Norec were proud to invite participants to their very first exchange course in Førde. It may have been the first, but is sure not to be the last.

“It’s great to have an exchange course here in Førde. We get to see Norec’s offices and meet the programme advisors. That’s important,” says Vuyani Mukandi.

He is taking part on the course via the Field Band Foundation, and is due to go on exchange next year, visiting the Norwegian brass band association NMF in Bergen. Together with 21 participants from South Africa, Tanzania and Norway, he attended the exchange course in Førde in September.

All participants taking part on an exchange via Norec have to complete an exchange course, preparing them for living and working in a new cultural context. On the course, they gain an insight into Norec’s exchange model, obligations and responsibilities, ethical conduct and cultural understanding, among other subjects.

Important lessons

Vuyandi Mukandi explains how the visit to Førde had an extra dimension, as the participants were able to take part in different activities in the evenings.

“On the exchange course, we learned a lot about things we need to know when we go on exchange. We also had a lot of great experiences and activities in addition to the course,” he says.

Mette Dahl Hanssen (24) from Porsgrunn is going on exchange for the NMF and will be visiting the Field Band Foundation in Johannesburg, South Africa, next year. She agrees with Vuyandi’s views about being able to take the course in Førde.

“It’s a great idea to have the exchange course in Førde. I think it’s important for people going on exchange to have a relationship with Norec and learn more about Norec’s role in the project. It’s particularly important to meet and have conversations with the programme advisors, who will be our contact persons,” she says.

She is full of praise for the instructors who held the exchange course at Norec, and feels she is now fully prepared for the year ahead.

“It was particularly valuable to learn about cultural differences and what they imply,” she explains.

Providing greater flexibility

Norec made a conscious decision to arrange the autumn exchange course in Førde.
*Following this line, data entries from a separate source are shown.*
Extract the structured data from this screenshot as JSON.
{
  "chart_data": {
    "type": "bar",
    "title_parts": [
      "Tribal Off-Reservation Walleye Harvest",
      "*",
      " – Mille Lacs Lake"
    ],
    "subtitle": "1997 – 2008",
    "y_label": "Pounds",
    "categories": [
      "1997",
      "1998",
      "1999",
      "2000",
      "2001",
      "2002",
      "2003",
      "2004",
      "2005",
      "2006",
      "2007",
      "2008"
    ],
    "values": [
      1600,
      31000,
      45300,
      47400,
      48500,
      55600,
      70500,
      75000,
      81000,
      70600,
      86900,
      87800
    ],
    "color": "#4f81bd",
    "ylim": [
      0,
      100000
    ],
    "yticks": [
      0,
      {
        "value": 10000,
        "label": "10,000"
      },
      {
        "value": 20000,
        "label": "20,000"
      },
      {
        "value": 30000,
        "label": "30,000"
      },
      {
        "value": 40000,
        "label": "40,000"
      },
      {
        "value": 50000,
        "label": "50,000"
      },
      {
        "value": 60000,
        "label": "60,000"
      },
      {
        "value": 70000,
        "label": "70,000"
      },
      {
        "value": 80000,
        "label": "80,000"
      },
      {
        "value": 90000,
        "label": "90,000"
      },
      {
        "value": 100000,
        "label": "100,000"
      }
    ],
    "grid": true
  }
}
“We try to find locations for courses so that the participants have minimum travel. If we are going to arrange courses in Norway, we might as well have them here in Førde, instead of Gardermoen or Bergen, for example,” says Øystein Garfors, Head of Section ─ Training.

Organising courses in the town where Norec has its offices provides greater flexibility and access to course-related resources.

“We can make use of more of our personnel, utilise even more of our in-house expertise, and it allows the participants to see where we work and meet all the people who work here,” he says.

Plan to have more courses in Førde

He goes on to explain how having the courses locally allows them to entertain the participants with exciting activities in Førde and the surrounding area, when they are not working on the course.

“We get to show them the very best of West Norway when it comes to landscapes, and they can enjoy all the great things Førde and the area can offer,” he says.

Among the activities for the 22 participants was a visit to Fjærland where they went canoeing on the fjord. They also visited the Glacier Museum in Fjærland to learn about climate change. Another activity during the week-long course was a visit to the Western Norway University of Applied Sciences.

“In terms of content, our courses are even better when we organise them here in Førde, so we plan to continue with this when possible,” concludes Øystein Garfors.